The new, larger competitive gaming series will feature a number of VR esports around the world, with $200,000 in a general prize pool for players.
To kick off the series, the competition will focus on just two games, The Unspoken, the immersive game that lets you become a sorcerer, and Echo Arena, which doesn’t come out until July 20, but can best be described as Ender’s Game (as seen in the 2013 film) meets Tron (in terms of visual aesthetics).
The series of events will include online and offline competitions beginning July 12, ending with a final championship event at the annual Intel Extreme Masters gaming event in 2018.
And while existing hardcore VR gamers will welcome the news, without a confirmed hit VR title out there (neither Insomniac games, the maker of The Unspoken, nor Oculus will reveal user numbers), it might seem a bit early to begin building entire leagues around VR esports.
Yes, The Unspoken community is passionate and appears to be growing, and the response to the recent 80-store competition was encouraging for VR fans, but there seems to be a ways to go before we see legions of fans clogging up Twitch’s bandwidth to watch a VR tournament.

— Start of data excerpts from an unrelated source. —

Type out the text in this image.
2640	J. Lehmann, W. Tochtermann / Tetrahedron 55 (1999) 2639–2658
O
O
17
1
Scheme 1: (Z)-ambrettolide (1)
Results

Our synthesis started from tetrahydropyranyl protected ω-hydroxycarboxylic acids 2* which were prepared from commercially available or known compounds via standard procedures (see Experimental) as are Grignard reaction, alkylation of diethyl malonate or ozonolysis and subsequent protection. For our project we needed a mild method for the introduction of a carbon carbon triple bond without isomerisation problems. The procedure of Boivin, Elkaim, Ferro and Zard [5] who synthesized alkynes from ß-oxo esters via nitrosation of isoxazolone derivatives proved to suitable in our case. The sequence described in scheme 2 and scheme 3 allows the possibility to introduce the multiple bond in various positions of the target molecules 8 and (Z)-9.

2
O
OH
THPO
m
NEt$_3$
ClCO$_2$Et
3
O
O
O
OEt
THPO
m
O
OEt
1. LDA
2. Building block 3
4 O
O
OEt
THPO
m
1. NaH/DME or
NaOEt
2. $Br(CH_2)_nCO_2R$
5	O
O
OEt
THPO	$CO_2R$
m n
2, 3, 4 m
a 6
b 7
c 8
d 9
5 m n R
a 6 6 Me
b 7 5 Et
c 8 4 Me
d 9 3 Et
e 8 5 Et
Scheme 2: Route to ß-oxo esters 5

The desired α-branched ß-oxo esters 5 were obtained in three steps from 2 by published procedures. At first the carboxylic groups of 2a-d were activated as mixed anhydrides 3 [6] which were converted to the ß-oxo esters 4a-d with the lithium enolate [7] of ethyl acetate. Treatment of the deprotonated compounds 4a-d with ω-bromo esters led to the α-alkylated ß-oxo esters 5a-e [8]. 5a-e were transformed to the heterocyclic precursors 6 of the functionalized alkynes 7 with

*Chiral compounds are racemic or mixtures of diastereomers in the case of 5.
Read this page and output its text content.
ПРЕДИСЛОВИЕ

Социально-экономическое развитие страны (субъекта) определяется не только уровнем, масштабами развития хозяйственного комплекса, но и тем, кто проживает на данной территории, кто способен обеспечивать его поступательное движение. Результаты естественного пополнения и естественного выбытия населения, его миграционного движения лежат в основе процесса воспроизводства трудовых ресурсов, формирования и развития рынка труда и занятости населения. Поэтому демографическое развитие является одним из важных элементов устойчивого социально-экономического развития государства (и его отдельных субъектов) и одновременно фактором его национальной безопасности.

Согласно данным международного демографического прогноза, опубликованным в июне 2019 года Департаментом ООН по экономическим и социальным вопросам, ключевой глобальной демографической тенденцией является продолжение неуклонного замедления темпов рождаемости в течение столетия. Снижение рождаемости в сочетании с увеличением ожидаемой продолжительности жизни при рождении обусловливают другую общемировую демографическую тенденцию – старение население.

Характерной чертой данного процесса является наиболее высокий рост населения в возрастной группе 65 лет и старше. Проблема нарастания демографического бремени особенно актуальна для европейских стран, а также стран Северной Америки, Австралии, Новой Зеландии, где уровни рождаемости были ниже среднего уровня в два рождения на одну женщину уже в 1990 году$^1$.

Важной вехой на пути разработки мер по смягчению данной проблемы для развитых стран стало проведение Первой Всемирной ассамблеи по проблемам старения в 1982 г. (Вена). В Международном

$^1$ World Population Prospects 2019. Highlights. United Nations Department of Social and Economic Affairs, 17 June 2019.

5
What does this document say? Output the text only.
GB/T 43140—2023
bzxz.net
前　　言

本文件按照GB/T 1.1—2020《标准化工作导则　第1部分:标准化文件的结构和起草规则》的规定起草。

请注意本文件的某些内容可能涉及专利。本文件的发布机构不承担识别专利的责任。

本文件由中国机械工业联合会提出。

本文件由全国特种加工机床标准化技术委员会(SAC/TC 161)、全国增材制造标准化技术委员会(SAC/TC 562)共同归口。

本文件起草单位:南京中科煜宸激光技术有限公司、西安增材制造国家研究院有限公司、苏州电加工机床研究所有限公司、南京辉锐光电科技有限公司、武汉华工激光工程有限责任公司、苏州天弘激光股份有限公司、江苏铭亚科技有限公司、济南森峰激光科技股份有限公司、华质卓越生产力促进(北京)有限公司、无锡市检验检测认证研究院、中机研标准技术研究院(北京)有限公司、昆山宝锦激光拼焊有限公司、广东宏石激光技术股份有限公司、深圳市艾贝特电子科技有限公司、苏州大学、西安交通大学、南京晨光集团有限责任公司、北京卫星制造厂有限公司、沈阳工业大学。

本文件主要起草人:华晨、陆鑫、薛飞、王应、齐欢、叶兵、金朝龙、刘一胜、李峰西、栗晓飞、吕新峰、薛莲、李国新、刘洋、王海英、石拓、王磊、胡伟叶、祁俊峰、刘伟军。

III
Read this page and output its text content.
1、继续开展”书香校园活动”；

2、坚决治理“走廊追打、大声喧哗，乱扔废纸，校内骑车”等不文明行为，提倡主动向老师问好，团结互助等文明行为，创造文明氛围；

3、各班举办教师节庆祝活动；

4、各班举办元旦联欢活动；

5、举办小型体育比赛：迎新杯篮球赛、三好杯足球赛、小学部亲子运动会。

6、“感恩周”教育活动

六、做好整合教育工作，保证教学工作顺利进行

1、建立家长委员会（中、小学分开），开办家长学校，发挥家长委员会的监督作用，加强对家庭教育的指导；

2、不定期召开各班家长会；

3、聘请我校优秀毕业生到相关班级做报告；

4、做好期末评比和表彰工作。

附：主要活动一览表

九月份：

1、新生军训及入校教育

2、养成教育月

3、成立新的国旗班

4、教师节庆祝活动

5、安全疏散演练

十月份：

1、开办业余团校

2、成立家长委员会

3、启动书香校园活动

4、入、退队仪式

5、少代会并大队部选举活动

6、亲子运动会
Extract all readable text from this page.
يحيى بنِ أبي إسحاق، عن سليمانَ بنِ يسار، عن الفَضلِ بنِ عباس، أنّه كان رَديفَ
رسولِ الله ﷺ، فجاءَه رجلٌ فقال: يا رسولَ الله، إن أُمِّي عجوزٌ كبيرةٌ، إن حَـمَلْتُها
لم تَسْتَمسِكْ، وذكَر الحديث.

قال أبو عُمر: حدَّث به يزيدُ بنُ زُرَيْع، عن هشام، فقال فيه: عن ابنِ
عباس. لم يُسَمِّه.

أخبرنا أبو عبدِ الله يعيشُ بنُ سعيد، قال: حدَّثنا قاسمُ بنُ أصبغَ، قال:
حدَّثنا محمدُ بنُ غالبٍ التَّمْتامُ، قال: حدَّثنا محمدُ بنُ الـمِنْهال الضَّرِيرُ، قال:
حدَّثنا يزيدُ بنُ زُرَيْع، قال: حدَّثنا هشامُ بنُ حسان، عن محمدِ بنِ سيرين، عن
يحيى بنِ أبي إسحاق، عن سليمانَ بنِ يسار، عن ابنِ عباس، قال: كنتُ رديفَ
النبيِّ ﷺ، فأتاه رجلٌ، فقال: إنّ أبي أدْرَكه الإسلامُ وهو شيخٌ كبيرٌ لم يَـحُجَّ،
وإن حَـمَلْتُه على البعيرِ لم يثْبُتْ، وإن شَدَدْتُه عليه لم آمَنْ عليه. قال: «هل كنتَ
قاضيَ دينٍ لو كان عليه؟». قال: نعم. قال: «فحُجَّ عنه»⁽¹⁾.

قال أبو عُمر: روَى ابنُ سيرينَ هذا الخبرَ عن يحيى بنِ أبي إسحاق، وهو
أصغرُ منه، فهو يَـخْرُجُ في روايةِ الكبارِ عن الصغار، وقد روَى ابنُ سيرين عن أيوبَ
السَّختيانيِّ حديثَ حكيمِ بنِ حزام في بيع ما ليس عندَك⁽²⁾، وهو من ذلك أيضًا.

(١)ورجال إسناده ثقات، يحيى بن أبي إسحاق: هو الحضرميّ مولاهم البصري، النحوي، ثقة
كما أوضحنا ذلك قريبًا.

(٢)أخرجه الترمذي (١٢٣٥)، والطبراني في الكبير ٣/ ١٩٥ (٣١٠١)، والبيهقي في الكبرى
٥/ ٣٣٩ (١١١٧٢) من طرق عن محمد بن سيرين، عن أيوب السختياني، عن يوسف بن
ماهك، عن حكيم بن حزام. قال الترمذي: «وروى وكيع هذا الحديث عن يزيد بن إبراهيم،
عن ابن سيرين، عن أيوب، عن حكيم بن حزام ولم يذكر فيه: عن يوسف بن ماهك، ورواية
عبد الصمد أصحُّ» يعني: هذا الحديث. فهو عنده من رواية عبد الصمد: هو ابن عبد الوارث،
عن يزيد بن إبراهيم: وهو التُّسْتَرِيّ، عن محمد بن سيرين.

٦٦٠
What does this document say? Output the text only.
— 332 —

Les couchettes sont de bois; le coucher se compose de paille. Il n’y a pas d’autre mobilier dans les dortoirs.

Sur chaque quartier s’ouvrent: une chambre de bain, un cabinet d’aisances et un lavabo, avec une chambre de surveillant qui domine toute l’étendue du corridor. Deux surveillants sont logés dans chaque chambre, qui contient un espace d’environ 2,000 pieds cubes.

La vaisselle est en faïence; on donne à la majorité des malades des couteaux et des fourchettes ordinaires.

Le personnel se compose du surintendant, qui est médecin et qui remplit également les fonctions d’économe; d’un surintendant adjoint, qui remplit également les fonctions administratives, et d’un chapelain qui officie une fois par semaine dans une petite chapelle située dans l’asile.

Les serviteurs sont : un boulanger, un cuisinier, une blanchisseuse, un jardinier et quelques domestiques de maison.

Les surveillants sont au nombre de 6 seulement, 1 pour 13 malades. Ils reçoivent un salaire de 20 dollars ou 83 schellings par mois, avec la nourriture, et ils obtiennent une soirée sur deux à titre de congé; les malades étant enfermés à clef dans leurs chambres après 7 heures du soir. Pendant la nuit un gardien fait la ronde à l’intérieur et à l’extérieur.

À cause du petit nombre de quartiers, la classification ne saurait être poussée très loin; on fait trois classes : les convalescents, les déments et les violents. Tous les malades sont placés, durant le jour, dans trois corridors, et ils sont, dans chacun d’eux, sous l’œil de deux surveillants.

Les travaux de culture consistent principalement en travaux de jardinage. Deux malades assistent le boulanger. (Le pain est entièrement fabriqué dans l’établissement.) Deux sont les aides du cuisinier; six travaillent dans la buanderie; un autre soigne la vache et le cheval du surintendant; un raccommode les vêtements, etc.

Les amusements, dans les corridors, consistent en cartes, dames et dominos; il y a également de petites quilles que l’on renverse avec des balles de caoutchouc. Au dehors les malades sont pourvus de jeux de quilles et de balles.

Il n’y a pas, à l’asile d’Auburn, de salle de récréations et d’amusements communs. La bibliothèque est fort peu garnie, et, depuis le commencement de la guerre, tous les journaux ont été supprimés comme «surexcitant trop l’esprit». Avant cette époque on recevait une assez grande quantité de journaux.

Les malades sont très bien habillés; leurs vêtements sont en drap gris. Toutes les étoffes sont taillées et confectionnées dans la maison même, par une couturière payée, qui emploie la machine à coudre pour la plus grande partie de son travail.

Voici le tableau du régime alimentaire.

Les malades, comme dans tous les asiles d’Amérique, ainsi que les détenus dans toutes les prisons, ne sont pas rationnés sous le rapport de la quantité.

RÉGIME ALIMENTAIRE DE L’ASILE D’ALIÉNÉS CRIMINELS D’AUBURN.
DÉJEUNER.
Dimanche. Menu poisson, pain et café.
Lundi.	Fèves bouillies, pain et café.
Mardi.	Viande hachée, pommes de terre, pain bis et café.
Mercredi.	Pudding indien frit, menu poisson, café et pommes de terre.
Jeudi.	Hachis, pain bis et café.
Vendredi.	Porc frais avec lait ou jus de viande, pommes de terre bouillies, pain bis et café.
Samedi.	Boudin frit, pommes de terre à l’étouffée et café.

But that’s the ever-wary realist’s point of view.
New technology platforms (which VR still is, despite years of development) require optimism and experimentation from developers and hardware makers to grow and thrive, and that’s exactly what the VR Challenger League represents.
Now that the competitive series has been announced, it’s just a matter of letting esports history unfold to see if VR is really ready to compete with traditional console and PC gaming.